Dilute 1oz essential oil of pennyroyal in 16oz vegetable oil to effectively repel mosquitoes.  Keep a vial of this dilution with you when headed for a picnic, swing in the hammock or anywhere mosquitoes hang out.  Oil of Pennyroyal has protected campers in the swampiest of areas by directly applying it to exposed areas of skin.

 

Black flies ruining a relaxing day in the park?  Check out the surrounding area for aromatic evergreen trees, break off a branch, mash it with a rock and apply to arms and legs.  The released essential oils will repel those bothersome bugs.

 

Don’t be the local attraction for stinging insects.

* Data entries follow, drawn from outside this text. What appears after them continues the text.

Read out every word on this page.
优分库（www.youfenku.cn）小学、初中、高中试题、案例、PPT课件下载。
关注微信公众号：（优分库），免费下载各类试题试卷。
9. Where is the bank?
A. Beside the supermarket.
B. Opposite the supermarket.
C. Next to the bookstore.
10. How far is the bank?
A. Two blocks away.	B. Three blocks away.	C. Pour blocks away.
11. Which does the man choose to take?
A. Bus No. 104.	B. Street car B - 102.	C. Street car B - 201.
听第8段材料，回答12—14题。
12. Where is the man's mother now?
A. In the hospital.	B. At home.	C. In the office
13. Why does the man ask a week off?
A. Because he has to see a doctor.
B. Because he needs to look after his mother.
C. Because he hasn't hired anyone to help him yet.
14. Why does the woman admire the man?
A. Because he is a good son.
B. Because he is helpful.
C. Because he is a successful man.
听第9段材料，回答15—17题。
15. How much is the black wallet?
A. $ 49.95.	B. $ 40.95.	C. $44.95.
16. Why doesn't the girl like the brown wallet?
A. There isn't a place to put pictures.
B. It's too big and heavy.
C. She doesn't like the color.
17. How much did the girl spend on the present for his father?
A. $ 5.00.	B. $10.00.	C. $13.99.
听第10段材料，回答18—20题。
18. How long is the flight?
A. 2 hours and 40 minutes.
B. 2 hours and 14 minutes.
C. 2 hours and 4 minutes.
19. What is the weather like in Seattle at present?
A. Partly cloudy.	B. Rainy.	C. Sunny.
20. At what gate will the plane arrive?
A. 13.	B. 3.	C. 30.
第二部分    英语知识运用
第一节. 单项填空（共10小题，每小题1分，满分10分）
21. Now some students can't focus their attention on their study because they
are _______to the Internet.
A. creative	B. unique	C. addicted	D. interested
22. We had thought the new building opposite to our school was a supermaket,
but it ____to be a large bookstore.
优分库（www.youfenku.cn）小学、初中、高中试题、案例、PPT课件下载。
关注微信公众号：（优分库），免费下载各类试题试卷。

Bees, wasps, and yellow jackets are attracted by sweet smells and bright colors.  If you don’t want them to think you are a delectable flower to explore, avoid wearing perfumes and scented hair and body care products, as well as brightly colored clothing. Neutral colors such as tan and white are least likely to attract unwelcome visitors.  Cover sugary food and drink at picnic sites.

 

The easiest, most non-invasive way to remove embedded stingers or body parts of insects (splinters and thorns, too!) is to apply ripened, mashed banana covered with gauze, or tape on a piece of overripe banana skin overnight (pulp side to skin).  The enzymes in the banana will painlessly draw to the surface any foreign object. 

 

Stopping the itch and swelling.

If you ventured out into the great outdoors without protection and got bitten or stung, safe, non-chemical solutions can prevail.  The oil of a vitamin E capsule punctured with a pin and applied to a bee sting can relieve pain and swelling.  A juicy slice of onion rubbed on or taped into place will relieve the itch and swelling of an insect bite.

 

The common weed, plaintain, when mashed with a rock or chewed to break down its capillary walls (only chew if you are certain it has not been chemically treated) and poulticed directly on the affected area, pulls out the toxins of an insect sting or bite and relieves swelling.  A paste of baking soda and water or mud and water will calm the area.  It all depends upon where you are and what’s available.  Usually, what you need is right at hand.  You just need to be able to recognize its healing benefits.  Keep in mind that more than one application may be necessary so use what is convenient for the moment and follow up a few more times that day with what seems to provide the most comfort.

 

House moths, the unwelcome guests.

Those bothersome moths moved right into your clothes closets and food pantry without invitation - or did you unwittingly invite them?  Residues of odors and stains on clothing attract moths to your closets.  Open bags of cereals, grains and flours are comparable to putting out the welcome mat.  The easiest way to deal with the food items is to refrigerate them during summer months.  Clean clothing before storing.  Additional protection can be provided by placing muslin bags in your closets filled with combinations of dried, aromatic herbs and essential oils such as tansy, peppermint, rosemary, eucalyptus, cedar, sage, thyme, cinnamon and clove.

 

Keeping houseplants bug-free.

Infected houseplants often respond well to a strained spray of water blended with a few fresh cloves of garlic.  The eucalyptus/water spray described above can also be applied to houseplants.

 

In centuries past, aromatic herbs were strewn on the floors of homes to repel insects.  Instead, branches of herbs can be hung in doorways, arranged creatively in containers or crumbled into potpourris creating pleasant pest-repellent aromas.  Essential oils can waft throughout the home in electric or candle diffusers.  Cotton balls infused with essential oils can be strategically placed.

 

Let us peacefully co-exist with the insect world without polluting ourselves and our fragile environment by using Nature’s bountiful gifts.